DOI: https://doi.org/10.21954/ou.ro.00102247
Abstract
Despite the impressive performance of AI systems in various fields, knowing when to trust their predictions is still difficult. In this thesis, we address the critical challenges of model calibration, failure detection and uncertainty quantification to enhance the reliability and trustworthiness of AI systems. Firstly, we investigate the problem of model miscalibration, where a model's confidence in its predictions doesn't align with its actual accuracy. We propose novel metrics and calibration techniques to tackle both overconfidence and under-confidence, enhancing the reliability of model predictions. This is particularly important in safety-critical tasks where under-confidence can lead to missed detection or alerts. Secondly, we delve into the issue of failure detection. We propose new evaluation metrics, including the Excess Area Under the Optimal Risk-Coverage curve (E-AUoptRC) and the Trust Index (TI), to better assess model trustworthiness and learning ability. These metrics provide a more nuanced understanding of model performance than traditional accuracy measures. Thirdly, we explore uncertainty quantification in natural language generation (NLG) tasks, particularly in the context of large language models (LLMs). We introduce Contrastive Semantic Similarity, a Contrastive Language–Image Pre-training (CLIP) based feature extraction module, to measure semantic similarity between text pairs and estimate uncertainty. This method improves the trustworthiness of LLM-generated responses by enabling selective NLG, where unreliable generations are detected and rejected.

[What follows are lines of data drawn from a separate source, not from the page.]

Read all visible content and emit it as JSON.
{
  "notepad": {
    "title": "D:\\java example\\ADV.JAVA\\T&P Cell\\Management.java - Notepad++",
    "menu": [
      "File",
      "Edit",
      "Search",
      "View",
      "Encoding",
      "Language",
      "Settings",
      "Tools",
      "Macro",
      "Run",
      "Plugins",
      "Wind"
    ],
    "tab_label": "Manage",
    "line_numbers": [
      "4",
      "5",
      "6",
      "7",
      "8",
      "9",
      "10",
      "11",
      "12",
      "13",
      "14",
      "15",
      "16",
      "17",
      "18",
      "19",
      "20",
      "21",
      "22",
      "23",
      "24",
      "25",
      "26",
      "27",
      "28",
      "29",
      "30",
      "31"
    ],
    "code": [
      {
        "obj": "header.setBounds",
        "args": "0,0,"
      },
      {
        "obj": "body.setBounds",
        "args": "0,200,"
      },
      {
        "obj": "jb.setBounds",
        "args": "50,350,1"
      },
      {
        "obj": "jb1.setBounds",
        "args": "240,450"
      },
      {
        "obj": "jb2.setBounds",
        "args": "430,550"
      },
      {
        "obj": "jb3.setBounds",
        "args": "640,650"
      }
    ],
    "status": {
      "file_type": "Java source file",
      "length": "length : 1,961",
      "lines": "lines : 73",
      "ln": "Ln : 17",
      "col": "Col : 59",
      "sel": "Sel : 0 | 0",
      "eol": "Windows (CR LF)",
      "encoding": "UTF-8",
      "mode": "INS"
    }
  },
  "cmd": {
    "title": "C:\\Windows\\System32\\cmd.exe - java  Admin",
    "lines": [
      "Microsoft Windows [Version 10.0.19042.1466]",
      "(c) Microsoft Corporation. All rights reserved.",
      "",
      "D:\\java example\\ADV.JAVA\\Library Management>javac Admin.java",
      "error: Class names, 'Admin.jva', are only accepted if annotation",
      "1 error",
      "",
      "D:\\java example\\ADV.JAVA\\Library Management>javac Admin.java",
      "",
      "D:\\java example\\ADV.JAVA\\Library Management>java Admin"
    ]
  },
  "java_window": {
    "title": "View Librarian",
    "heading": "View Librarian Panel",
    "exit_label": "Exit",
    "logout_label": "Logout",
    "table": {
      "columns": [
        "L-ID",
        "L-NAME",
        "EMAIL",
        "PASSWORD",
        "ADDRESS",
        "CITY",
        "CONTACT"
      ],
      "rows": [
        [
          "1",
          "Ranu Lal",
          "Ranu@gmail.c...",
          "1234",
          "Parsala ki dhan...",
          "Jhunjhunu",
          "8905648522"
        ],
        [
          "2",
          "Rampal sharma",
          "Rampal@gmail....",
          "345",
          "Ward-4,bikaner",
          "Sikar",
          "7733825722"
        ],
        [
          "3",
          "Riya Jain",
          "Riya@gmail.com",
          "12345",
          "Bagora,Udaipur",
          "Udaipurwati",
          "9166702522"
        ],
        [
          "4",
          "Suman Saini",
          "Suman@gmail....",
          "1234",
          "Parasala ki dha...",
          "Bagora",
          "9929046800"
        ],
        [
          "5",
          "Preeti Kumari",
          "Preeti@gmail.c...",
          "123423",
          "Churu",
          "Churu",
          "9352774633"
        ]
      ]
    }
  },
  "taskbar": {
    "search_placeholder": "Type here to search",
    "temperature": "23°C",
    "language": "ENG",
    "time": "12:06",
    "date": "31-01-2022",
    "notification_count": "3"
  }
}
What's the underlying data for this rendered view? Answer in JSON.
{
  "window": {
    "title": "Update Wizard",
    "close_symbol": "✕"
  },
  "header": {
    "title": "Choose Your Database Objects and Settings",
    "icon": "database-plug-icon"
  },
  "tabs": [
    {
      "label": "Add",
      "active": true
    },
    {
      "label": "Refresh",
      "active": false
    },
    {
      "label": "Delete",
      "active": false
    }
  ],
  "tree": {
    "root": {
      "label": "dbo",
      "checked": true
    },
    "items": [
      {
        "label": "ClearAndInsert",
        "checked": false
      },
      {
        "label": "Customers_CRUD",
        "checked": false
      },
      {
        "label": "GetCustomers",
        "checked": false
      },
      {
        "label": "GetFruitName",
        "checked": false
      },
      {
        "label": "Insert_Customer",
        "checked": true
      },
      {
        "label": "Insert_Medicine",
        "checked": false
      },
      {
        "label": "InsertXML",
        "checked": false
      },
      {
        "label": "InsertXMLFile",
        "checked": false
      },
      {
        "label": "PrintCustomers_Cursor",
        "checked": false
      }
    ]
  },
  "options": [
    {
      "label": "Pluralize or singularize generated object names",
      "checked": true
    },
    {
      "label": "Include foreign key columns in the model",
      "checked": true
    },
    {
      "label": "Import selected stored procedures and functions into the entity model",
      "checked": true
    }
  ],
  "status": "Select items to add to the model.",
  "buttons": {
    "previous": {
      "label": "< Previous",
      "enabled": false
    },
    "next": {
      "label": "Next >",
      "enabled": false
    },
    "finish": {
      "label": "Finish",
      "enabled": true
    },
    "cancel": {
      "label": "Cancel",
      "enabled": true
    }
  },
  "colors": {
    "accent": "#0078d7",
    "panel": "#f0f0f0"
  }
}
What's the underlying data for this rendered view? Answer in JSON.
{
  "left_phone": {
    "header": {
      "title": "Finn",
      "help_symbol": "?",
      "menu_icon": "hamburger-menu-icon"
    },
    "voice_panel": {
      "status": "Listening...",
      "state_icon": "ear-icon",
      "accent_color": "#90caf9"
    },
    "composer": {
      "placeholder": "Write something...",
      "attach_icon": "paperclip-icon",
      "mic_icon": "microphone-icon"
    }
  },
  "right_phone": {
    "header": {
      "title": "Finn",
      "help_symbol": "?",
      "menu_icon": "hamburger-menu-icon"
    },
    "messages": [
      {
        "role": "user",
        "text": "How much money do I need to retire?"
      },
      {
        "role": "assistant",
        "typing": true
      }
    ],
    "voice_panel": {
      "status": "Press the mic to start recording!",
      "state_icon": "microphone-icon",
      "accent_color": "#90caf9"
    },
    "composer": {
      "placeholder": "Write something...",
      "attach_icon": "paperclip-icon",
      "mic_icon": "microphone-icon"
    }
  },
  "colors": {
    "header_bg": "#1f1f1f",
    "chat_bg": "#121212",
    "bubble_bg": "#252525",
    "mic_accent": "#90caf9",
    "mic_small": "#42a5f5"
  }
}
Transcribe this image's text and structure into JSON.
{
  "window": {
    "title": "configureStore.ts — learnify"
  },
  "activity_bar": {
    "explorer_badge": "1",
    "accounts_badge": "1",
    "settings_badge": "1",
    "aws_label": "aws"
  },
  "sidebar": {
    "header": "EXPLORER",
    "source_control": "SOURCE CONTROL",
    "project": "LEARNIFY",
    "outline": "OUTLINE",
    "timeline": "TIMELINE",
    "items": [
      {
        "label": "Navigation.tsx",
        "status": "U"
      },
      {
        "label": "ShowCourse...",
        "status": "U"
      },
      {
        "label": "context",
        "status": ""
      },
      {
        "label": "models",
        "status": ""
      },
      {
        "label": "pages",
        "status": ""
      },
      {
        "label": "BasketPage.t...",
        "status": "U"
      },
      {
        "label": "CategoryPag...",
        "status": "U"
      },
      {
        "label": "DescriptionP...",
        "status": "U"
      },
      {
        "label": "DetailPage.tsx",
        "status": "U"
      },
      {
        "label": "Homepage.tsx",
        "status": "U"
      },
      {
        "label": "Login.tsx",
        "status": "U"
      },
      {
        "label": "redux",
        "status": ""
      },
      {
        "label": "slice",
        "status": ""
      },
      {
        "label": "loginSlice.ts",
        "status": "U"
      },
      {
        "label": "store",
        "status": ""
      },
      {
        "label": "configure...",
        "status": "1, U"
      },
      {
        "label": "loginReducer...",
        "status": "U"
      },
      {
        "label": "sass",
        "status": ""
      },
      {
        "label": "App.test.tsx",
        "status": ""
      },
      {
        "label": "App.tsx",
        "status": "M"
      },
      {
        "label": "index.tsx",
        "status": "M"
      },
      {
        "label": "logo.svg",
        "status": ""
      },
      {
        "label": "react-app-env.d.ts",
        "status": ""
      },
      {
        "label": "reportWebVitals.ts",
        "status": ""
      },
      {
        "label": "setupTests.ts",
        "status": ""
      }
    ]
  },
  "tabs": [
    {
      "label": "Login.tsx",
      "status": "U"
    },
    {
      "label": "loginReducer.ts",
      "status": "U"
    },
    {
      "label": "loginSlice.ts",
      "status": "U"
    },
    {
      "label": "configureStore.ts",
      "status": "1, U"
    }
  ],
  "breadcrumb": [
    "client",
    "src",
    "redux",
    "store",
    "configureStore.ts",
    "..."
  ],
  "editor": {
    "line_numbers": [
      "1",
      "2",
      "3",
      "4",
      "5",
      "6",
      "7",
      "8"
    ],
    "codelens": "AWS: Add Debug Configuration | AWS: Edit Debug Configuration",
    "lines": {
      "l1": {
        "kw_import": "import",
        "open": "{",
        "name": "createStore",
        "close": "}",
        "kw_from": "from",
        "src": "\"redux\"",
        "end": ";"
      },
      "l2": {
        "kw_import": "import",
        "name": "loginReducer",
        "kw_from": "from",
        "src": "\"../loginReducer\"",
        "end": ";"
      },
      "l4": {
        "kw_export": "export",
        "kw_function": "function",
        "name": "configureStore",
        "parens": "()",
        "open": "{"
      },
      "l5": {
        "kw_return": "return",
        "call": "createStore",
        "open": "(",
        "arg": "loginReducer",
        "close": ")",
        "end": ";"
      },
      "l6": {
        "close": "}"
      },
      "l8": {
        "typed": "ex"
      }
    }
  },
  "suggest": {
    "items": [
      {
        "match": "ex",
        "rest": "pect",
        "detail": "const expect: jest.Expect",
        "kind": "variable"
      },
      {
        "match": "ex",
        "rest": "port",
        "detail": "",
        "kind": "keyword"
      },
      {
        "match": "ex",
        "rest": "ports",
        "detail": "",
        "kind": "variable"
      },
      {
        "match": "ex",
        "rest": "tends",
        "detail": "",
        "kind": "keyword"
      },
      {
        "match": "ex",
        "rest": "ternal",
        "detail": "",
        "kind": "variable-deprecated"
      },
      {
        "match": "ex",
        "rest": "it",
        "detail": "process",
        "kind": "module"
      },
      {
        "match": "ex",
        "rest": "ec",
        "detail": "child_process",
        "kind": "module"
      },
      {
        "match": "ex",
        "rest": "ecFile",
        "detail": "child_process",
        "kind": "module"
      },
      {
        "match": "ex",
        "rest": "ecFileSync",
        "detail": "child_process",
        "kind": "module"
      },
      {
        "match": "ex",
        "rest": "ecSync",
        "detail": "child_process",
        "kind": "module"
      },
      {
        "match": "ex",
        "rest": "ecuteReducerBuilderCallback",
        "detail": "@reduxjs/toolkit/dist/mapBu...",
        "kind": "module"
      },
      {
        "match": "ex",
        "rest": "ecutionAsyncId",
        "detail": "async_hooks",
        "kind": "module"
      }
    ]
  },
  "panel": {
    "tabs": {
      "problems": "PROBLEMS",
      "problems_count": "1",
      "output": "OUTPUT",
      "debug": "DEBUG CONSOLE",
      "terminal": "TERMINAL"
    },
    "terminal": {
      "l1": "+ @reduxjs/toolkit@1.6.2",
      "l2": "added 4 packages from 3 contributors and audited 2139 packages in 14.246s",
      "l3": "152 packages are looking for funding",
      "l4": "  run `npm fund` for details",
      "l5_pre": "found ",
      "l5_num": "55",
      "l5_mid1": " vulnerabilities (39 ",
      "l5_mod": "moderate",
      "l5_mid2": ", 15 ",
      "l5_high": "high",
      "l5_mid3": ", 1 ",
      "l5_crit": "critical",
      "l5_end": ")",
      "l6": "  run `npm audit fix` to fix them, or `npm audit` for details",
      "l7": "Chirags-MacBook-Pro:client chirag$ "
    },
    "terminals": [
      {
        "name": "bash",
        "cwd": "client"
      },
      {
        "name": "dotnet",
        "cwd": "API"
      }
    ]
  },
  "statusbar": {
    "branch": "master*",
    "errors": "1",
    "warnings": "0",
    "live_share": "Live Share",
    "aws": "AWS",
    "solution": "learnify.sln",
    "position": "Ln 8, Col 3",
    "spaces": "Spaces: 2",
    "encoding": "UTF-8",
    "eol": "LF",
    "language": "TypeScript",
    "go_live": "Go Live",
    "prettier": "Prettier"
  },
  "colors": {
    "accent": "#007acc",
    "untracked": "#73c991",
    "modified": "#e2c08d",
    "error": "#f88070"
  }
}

Throughout the thesis, we conduct extensive experiments on different modalities of language and vision, with various benchmark datasets and different model architectures, demonstrating the effectiveness of our proposed methods in improving model calibration, failure detection, and uncertainty quantification. This research contributes to the development of more reliable and safe AI systems, particularly in safety-critical domains where the consequences of model errors can be severe.